In 1964, he contributed 35 miles of riverbank to allow the establishment of the Ozark National Scenic Riverways, and the following year set up the Open Space Council, a precursor of the Missouri Coalition for the Environment, which he co-founded in 1969. He was instrumental in preserving many other areas, such as Dillard Mill, Dripping Springs, the Piney River Narrows and the Grand Gulf State Park. In 1987, he put in $4.5 million for the purchase of Greer Spring, which Anheuser-Busch had considered acquiring, allowing its purchase and preservation by the U.S. Forestry Service.
Drey and his wife lived modestly in St. Louis, and he ran his business from a small downtown office—stuffed with ancient filing cabinets and utility furniture—that he reached by train. He much preferred, however, to be out in the woods. His answering machine delivered the message: “I’m out planting a forest. Please leave your name and number and I’ll try to get back to you before it matures. Thank you.” He had an answering machine because he did not bother employing a secretary.
Politically liberal, the couple were tireless environmental and conservation activists, campaigning on issues such as nuclear energy and public access to the countryside. They had met at a wedding, when Kay Kranzberg overheard someone ask Leo about his trees. “Oh, you have a tree!” she cried. “I’m a tree worshipper.” Drey, who then owned 100,000 acres, walked off, but later got in touch with her.
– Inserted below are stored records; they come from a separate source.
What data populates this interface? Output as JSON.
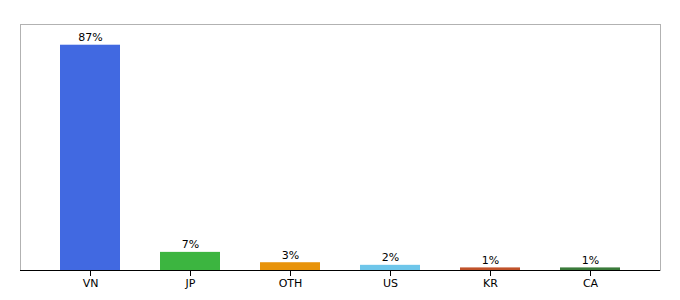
{
  "chart_data": {
    "type": "bar",
    "categories": [
      "VN",
      "JP",
      "OTH",
      "US",
      "KR",
      "CA"
    ],
    "values": [
      87,
      7,
      3,
      2,
      1,
      1
    ],
    "value_labels": [
      "87%",
      "7%",
      "3%",
      "2%",
      "1%",
      "1%"
    ],
    "data_labels": true,
    "colors": [
      "#4169e1",
      "#3cb540",
      "#e8930a",
      "#6ec6ea",
      "#c0522a",
      "#3a7a3a"
    ],
    "ylim": [
      0,
      95
    ],
    "tick_labels": "x",
    "grid": false
  }
}
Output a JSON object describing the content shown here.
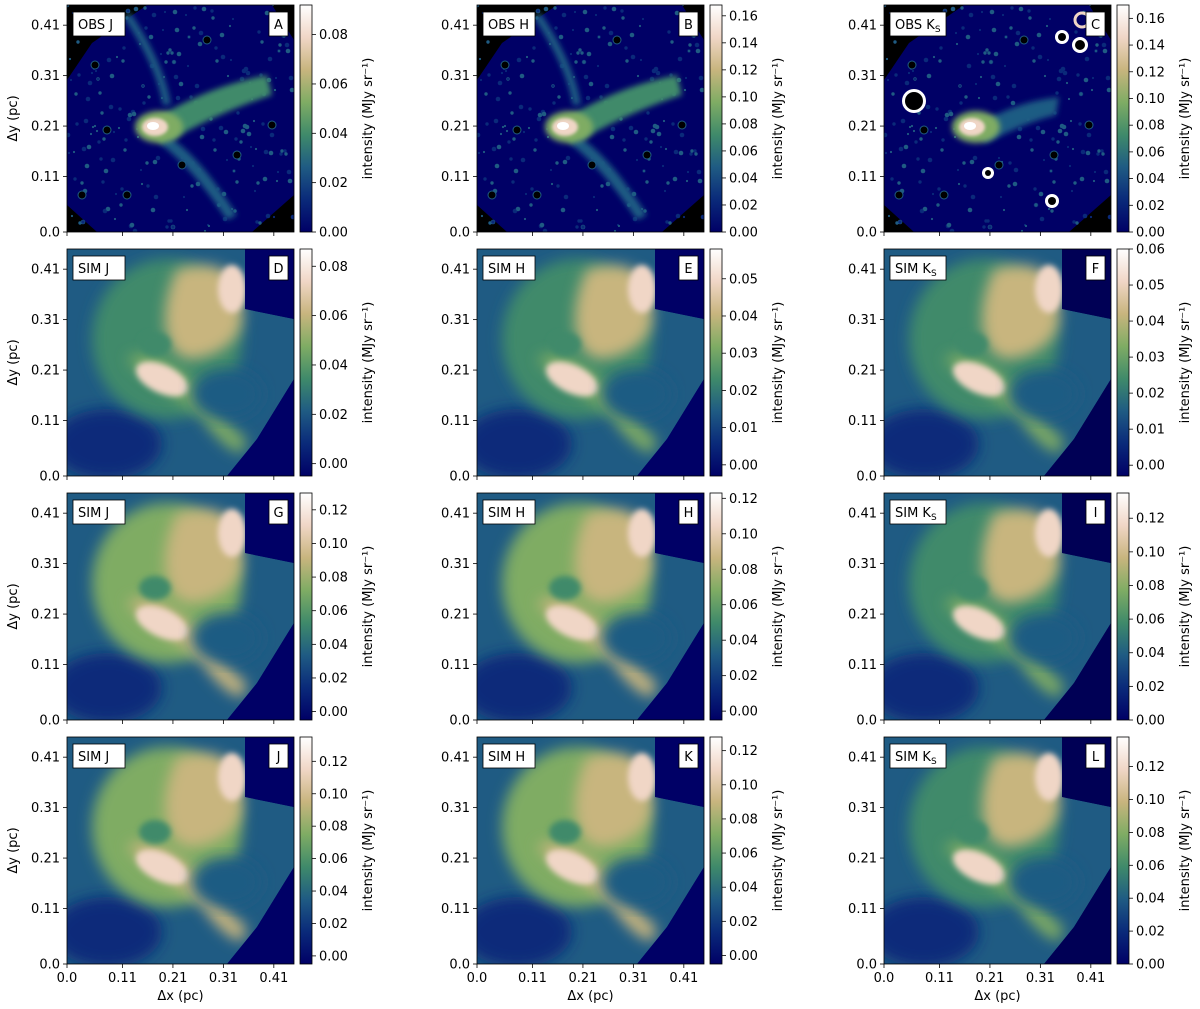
{
  "figure": {
    "colormap": [
      "#000066",
      "#0a2a7a",
      "#1f5b83",
      "#3f8a6a",
      "#7fac64",
      "#c8b57e",
      "#f0d6c6",
      "#ffffff"
    ],
    "obs_background": "#000000"
  },
  "chart_data": [
    {
      "type": "heatmap",
      "panel": "A",
      "label": "OBS J",
      "label_sub": "",
      "xlabel": "",
      "ylabel": "Δy (pc)",
      "colorbar_label": "intensity (MJy sr⁻¹)",
      "colorbar_ticks": [
        "0.00",
        "0.02",
        "0.04",
        "0.06",
        "0.08"
      ],
      "colorbar_range": [
        0,
        0.092
      ],
      "x_ticks": [
        "0.0",
        "0.11",
        "0.21",
        "0.31",
        "0.41"
      ],
      "y_ticks": [
        "0.0",
        "0.11",
        "0.21",
        "0.31",
        "0.41"
      ],
      "xlim": [
        0,
        0.45
      ],
      "ylim": [
        0,
        0.45
      ],
      "kind": "obs"
    },
    {
      "type": "heatmap",
      "panel": "B",
      "label": "OBS H",
      "label_sub": "",
      "xlabel": "",
      "ylabel": "",
      "colorbar_label": "intensity (MJy sr⁻¹)",
      "colorbar_ticks": [
        "0.00",
        "0.02",
        "0.04",
        "0.06",
        "0.08",
        "0.10",
        "0.12",
        "0.14",
        "0.16"
      ],
      "colorbar_range": [
        0,
        0.168
      ],
      "x_ticks": [
        "0.0",
        "0.11",
        "0.21",
        "0.31",
        "0.41"
      ],
      "y_ticks": [
        "0.0",
        "0.11",
        "0.21",
        "0.31",
        "0.41"
      ],
      "xlim": [
        0,
        0.45
      ],
      "ylim": [
        0,
        0.45
      ],
      "kind": "obs"
    },
    {
      "type": "heatmap",
      "panel": "C",
      "label": "OBS K",
      "label_sub": "S",
      "xlabel": "",
      "ylabel": "",
      "colorbar_label": "intensity (MJy sr⁻¹)",
      "colorbar_ticks": [
        "0.00",
        "0.02",
        "0.04",
        "0.06",
        "0.08",
        "0.10",
        "0.12",
        "0.14",
        "0.16"
      ],
      "colorbar_range": [
        0,
        0.17
      ],
      "x_ticks": [
        "0.0",
        "0.11",
        "0.21",
        "0.31",
        "0.41"
      ],
      "y_ticks": [
        "0.0",
        "0.11",
        "0.21",
        "0.31",
        "0.41"
      ],
      "xlim": [
        0,
        0.45
      ],
      "ylim": [
        0,
        0.45
      ],
      "kind": "obsK"
    },
    {
      "type": "heatmap",
      "panel": "D",
      "label": "SIM J",
      "label_sub": "",
      "xlabel": "",
      "ylabel": "Δy (pc)",
      "colorbar_label": "intensity (MJy sr⁻¹)",
      "colorbar_ticks": [
        "0.00",
        "0.02",
        "0.04",
        "0.06",
        "0.08"
      ],
      "colorbar_range": [
        -0.005,
        0.087
      ],
      "x_ticks": [
        "0.0",
        "0.11",
        "0.21",
        "0.31",
        "0.41"
      ],
      "y_ticks": [
        "0.0",
        "0.11",
        "0.21",
        "0.31",
        "0.41"
      ],
      "xlim": [
        0,
        0.45
      ],
      "ylim": [
        0,
        0.45
      ],
      "kind": "sim"
    },
    {
      "type": "heatmap",
      "panel": "E",
      "label": "SIM H",
      "label_sub": "",
      "xlabel": "",
      "ylabel": "",
      "colorbar_label": "intensity (MJy sr⁻¹)",
      "colorbar_ticks": [
        "0.00",
        "0.01",
        "0.02",
        "0.03",
        "0.04",
        "0.05"
      ],
      "colorbar_range": [
        -0.003,
        0.058
      ],
      "x_ticks": [
        "0.0",
        "0.11",
        "0.21",
        "0.31",
        "0.41"
      ],
      "y_ticks": [
        "0.0",
        "0.11",
        "0.21",
        "0.31",
        "0.41"
      ],
      "xlim": [
        0,
        0.45
      ],
      "ylim": [
        0,
        0.45
      ],
      "kind": "sim"
    },
    {
      "type": "heatmap",
      "panel": "F",
      "label": "SIM K",
      "label_sub": "S",
      "xlabel": "",
      "ylabel": "",
      "colorbar_label": "intensity (MJy sr⁻¹)",
      "colorbar_ticks": [
        "0.00",
        "0.01",
        "0.02",
        "0.03",
        "0.04",
        "0.05",
        "0.06"
      ],
      "colorbar_range": [
        -0.003,
        0.06
      ],
      "x_ticks": [
        "0.0",
        "0.11",
        "0.21",
        "0.31",
        "0.41"
      ],
      "y_ticks": [
        "0.0",
        "0.11",
        "0.21",
        "0.31",
        "0.41"
      ],
      "xlim": [
        0,
        0.45
      ],
      "ylim": [
        0,
        0.45
      ],
      "kind": "simK"
    },
    {
      "type": "heatmap",
      "panel": "G",
      "label": "SIM J",
      "label_sub": "",
      "xlabel": "",
      "ylabel": "Δy (pc)",
      "colorbar_label": "intensity (MJy sr⁻¹)",
      "colorbar_ticks": [
        "0.00",
        "0.02",
        "0.04",
        "0.06",
        "0.08",
        "0.10",
        "0.12"
      ],
      "colorbar_range": [
        -0.005,
        0.13
      ],
      "x_ticks": [
        "0.0",
        "0.11",
        "0.21",
        "0.31",
        "0.41"
      ],
      "y_ticks": [
        "0.0",
        "0.11",
        "0.21",
        "0.31",
        "0.41"
      ],
      "xlim": [
        0,
        0.45
      ],
      "ylim": [
        0,
        0.45
      ],
      "kind": "sim"
    },
    {
      "type": "heatmap",
      "panel": "H",
      "label": "SIM H",
      "label_sub": "",
      "xlabel": "",
      "ylabel": "",
      "colorbar_label": "intensity (MJy sr⁻¹)",
      "colorbar_ticks": [
        "0.00",
        "0.02",
        "0.04",
        "0.06",
        "0.08",
        "0.10",
        "0.12"
      ],
      "colorbar_range": [
        -0.005,
        0.123
      ],
      "x_ticks": [
        "0.0",
        "0.11",
        "0.21",
        "0.31",
        "0.41"
      ],
      "y_ticks": [
        "0.0",
        "0.11",
        "0.21",
        "0.31",
        "0.41"
      ],
      "xlim": [
        0,
        0.45
      ],
      "ylim": [
        0,
        0.45
      ],
      "kind": "sim"
    },
    {
      "type": "heatmap",
      "panel": "I",
      "label": "SIM K",
      "label_sub": "S",
      "xlabel": "",
      "ylabel": "",
      "colorbar_label": "intensity (MJy sr⁻¹)",
      "colorbar_ticks": [
        "0.00",
        "0.02",
        "0.04",
        "0.06",
        "0.08",
        "0.10",
        "0.12"
      ],
      "colorbar_range": [
        0,
        0.135
      ],
      "x_ticks": [
        "0.0",
        "0.11",
        "0.21",
        "0.31",
        "0.41"
      ],
      "y_ticks": [
        "0.0",
        "0.11",
        "0.21",
        "0.31",
        "0.41"
      ],
      "xlim": [
        0,
        0.45
      ],
      "ylim": [
        0,
        0.45
      ],
      "kind": "simK"
    },
    {
      "type": "heatmap",
      "panel": "J",
      "label": "SIM J",
      "label_sub": "",
      "xlabel": "Δx (pc)",
      "ylabel": "Δy (pc)",
      "colorbar_label": "intensity (MJy sr⁻¹)",
      "colorbar_ticks": [
        "0.00",
        "0.02",
        "0.04",
        "0.06",
        "0.08",
        "0.10",
        "0.12"
      ],
      "colorbar_range": [
        -0.005,
        0.135
      ],
      "x_ticks": [
        "0.0",
        "0.11",
        "0.21",
        "0.31",
        "0.41"
      ],
      "y_ticks": [
        "0.0",
        "0.11",
        "0.21",
        "0.31",
        "0.41"
      ],
      "xlim": [
        0,
        0.45
      ],
      "ylim": [
        0,
        0.45
      ],
      "kind": "sim"
    },
    {
      "type": "heatmap",
      "panel": "K",
      "label": "SIM H",
      "label_sub": "",
      "xlabel": "Δx (pc)",
      "ylabel": "",
      "colorbar_label": "intensity (MJy sr⁻¹)",
      "colorbar_ticks": [
        "0.00",
        "0.02",
        "0.04",
        "0.06",
        "0.08",
        "0.10",
        "0.12"
      ],
      "colorbar_range": [
        -0.005,
        0.128
      ],
      "x_ticks": [
        "0.0",
        "0.11",
        "0.21",
        "0.31",
        "0.41"
      ],
      "y_ticks": [
        "0.0",
        "0.11",
        "0.21",
        "0.31",
        "0.41"
      ],
      "xlim": [
        0,
        0.45
      ],
      "ylim": [
        0,
        0.45
      ],
      "kind": "sim"
    },
    {
      "type": "heatmap",
      "panel": "L",
      "label": "SIM K",
      "label_sub": "S",
      "xlabel": "Δx (pc)",
      "ylabel": "",
      "colorbar_label": "intensity (MJy sr⁻¹)",
      "colorbar_ticks": [
        "0.00",
        "0.02",
        "0.04",
        "0.06",
        "0.08",
        "0.10",
        "0.12"
      ],
      "colorbar_range": [
        0,
        0.138
      ],
      "x_ticks": [
        "0.0",
        "0.11",
        "0.21",
        "0.31",
        "0.41"
      ],
      "y_ticks": [
        "0.0",
        "0.11",
        "0.21",
        "0.31",
        "0.41"
      ],
      "xlim": [
        0,
        0.45
      ],
      "ylim": [
        0,
        0.45
      ],
      "kind": "simK"
    }
  ]
}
“I was very impressed that he had a tree,” she told St. Louis Magazine in 2007. “Two or three, actually,” her husband added dryly.
Leo Drey received numerous awards recognizing his work for the environment, and was described as “one of the most important conservationists of the 20th Century. His employees and those with whom he campaigned described him as modest, personally generous, unfailingly courteous and stubborn in achieving his aims. In 1981, a Conservation Department official said: “One of these days, Missourians are going to wake up to Leo Drey and they’ll sanctify him.”
He is survived by his wife, their two daughters and a son.